MASSY Technologies Infocom marketing manager Learie Roberts says TT has to move away from being consumers to creators of technology.

He was addressing the Young Innovators Mobile App Competition final presentation and prize-giving ceremony at the Centre for Enterprise Development, Innovation Avenue, Freeport, on Friday.

The winner was Chaguanas North Secondary School, with a proposal for an app called GLAM (geographic location accessories marker) 99.

The competition was jointly sponsored by Massy Technologies and Novo Media and was held in collaboration with the Caribbean Industrial Research Institute (CARIRI).

Roberts said Barbados was ranked above TT on the technology scale, and wondered whether this was because TT was reliant on the energy sector, as opposed to Barbados, which was based on tourism.

“We have to start wondering what Barbados has that we don’t have. Is it that they have a tourist economy, so they have to provide those technologies that people in Europe and North America are accustomed to?

“Is it because we have an oil-based economy and we only care about technology in the oil industry and we don’t care about providing portals for citizens to get their drivers’ licence or passports and things like that? We need to stop becoming consumers of technology and start becoming creators of technology.”

He said that was why in his budget every year “I try to allocate some money towards programmes like these, because what they do is allow young people to become creators of technology.

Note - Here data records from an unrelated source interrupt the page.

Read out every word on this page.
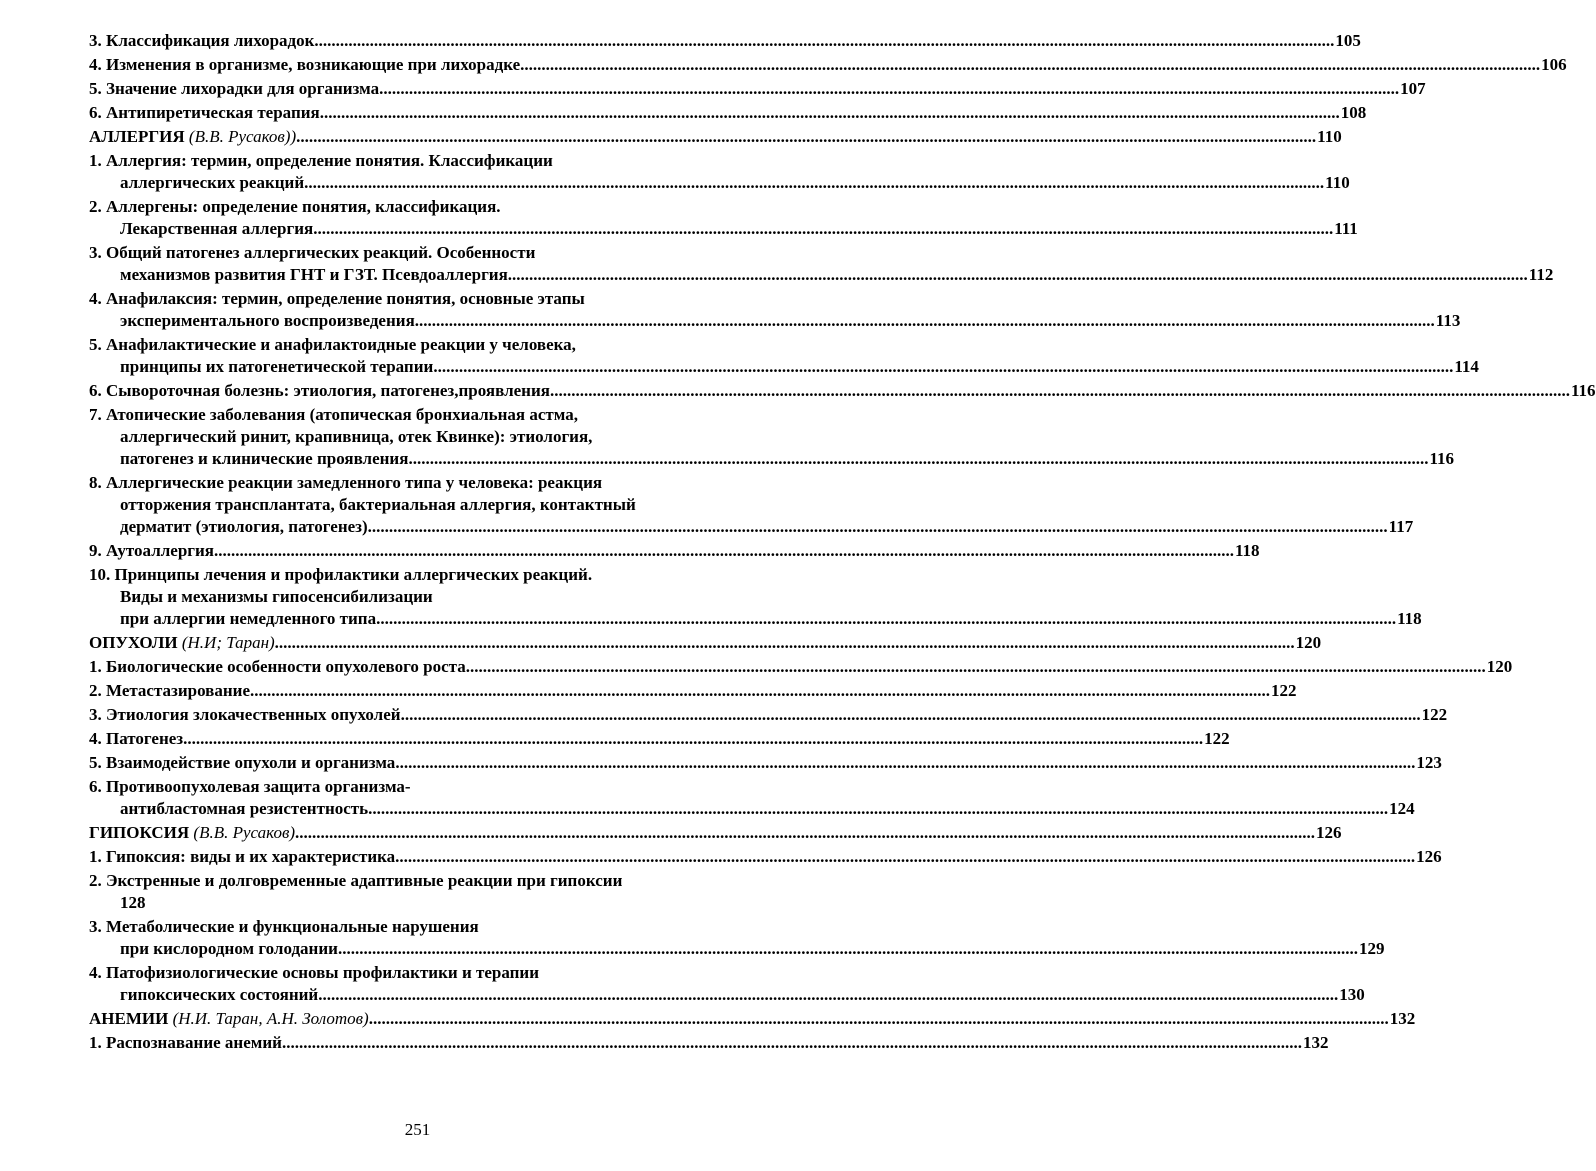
3. Классификация лихорадок .....	105
4. Изменения в организме, возникающие при лихорадке .....	106
5. Значение лихорадки для организма .....	107
6. Антипиретическая терапия .....	108
АЛЛЕРГИЯ (В.В. Русаков)) .....	110
1. Аллергия: термин, определение понятия. Классификации
аллергических реакций .....	110
2. Аллергены: определение понятия, классификация.
Лекарственная аллергия .....	111
3. Общий патогенез аллергических реакций. Особенности
механизмов развития ГНТ и ГЗТ. Псевдоаллергия .....	112
4. Анафилаксия: термин, определение понятия, основные этапы
экспериментального воспроизведения .....	113
5. Анафилактические и анафилактоидные реакции у человека,
принципы их патогенетической терапии .....	114
6. Сывороточная болезнь: этиология, патогенез,проявления .....	116
7. Атопические заболевания (атопическая бронхиальная астма,
аллергический ринит, крапивница, отек Квинке): этиология,
патогенез и клинические проявления .....	116
8. Аллергические реакции замедленного типа у человека: реакция
отторжения трансплантата, бактериальная аллергия, контактный
дерматит (этиология, патогенез) .....	117
9. Аутоаллергия .....	118
10. Принципы лечения и профилактики аллергических реакций.
Виды и механизмы гипосенсибилизации
при аллергии немедленного типа .....	118
ОПУХОЛИ (Н.И; Таран) .....	120
1. Биологические особенности опухолевого роста .....	120
2. Метастазирование .....	122
3. Этиология злокачественных опухолей .....	122
4. Патогенез .....	122
5. Взаимодействие опухоли и организма .....	123
6. Противоопухолевая защита организма-
антибластомная резистентность .....	124
ГИПОКСИЯ (В.В. Русаков) .....	126
1. Гипоксия: виды и их характеристика .....	126
2. Экстренные и долговременные адаптивные реакции при гипоксии
128
3. Метаболические и функциональные нарушения
при кислородном голодании .....	129
4. Патофизиологические основы профилактики и терапии
гипоксических состояний .....	130
АНЕМИИ (Н.И. Таран, А.Н. Золотов) .....	132
1. Распознавание анемий .....	132
251
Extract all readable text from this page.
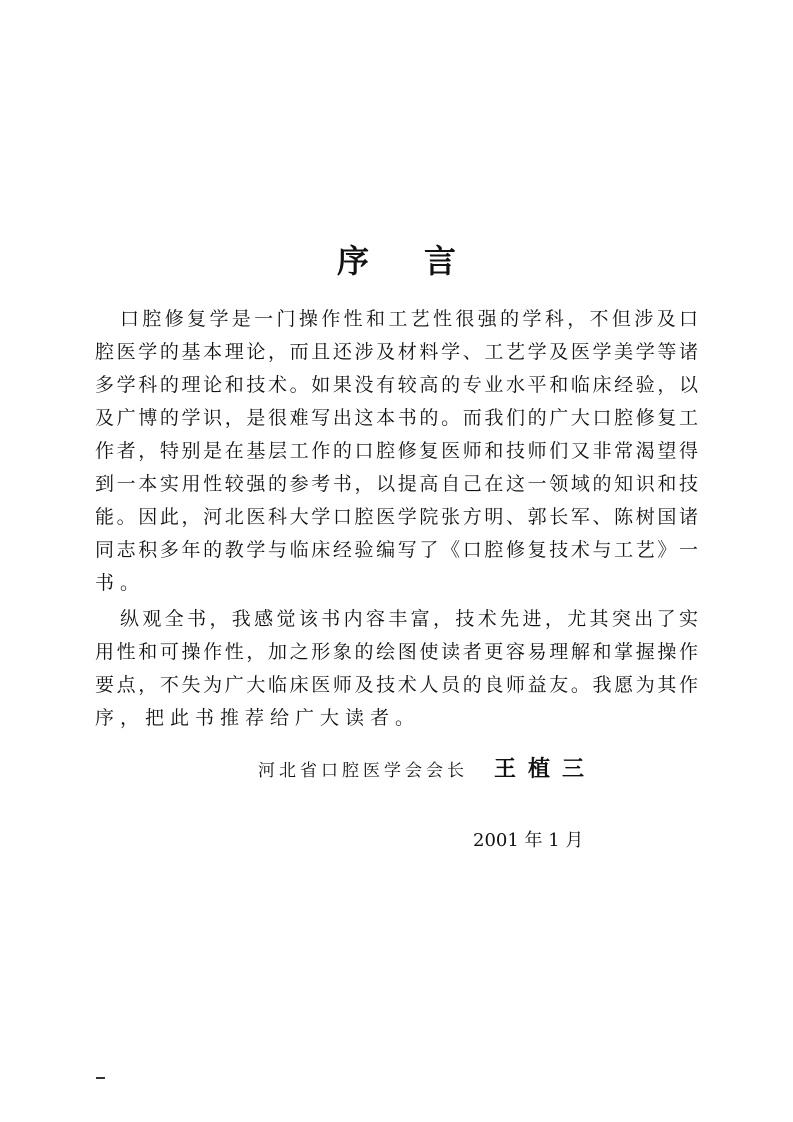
序 言
口腔修复学是一门操作性和工艺性很强的学科，不但涉及口
腔医学的基本理论，而且还涉及材料学、工艺学及医学美学等诸
多学科的理论和技术。如果没有较高的专业水平和临床经验，以
及广博的学识，是很难写出这本书的。而我们的广大口腔修复工
作者，特别是在基层工作的口腔修复医师和技师们又非常渴望得
到一本实用性较强的参考书，以提高自己在这一领域的知识和技
能。因此，河北医科大学口腔医学院张方明、郭长军、陈树国诸
同志积多年的教学与临床经验编写了《口腔修复技术与工艺》一
书。
纵观全书，我感觉该书内容丰富，技术先进，尤其突出了实
用性和可操作性，加之形象的绘图使读者更容易理解和掌握操作
要点，不失为广大临床医师及技术人员的良师益友。我愿为其作
序，把此书推荐给广大读者。
河北省口腔医学会会长 王植三
2001 年 1 月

“I believe it is the way, a good way for Trinidad to start diversifying, because we have a lot of bright people here, we have a high literacy index here, a lot of smart people in Trinidad. It is the way for us to go: start creating technology.”

CARIRI ICT programme lead Hayden Charles said the competition was designed to allow students to create an “idea for an innovative mobile app that will solve an issue currently existing in TT.”

He said some 50 schools had entered, with 35 per cent of submissions from St George East, 30 per cent from Caroni, 18 per cent from Victoria, ten per cent from St. Patrick, five per cent from Port of Spain and three per cent from Tobago. Charles said submissions were in the fields of education, healthcare, culture and tourism, infrastructure and transport, environment and agriculture.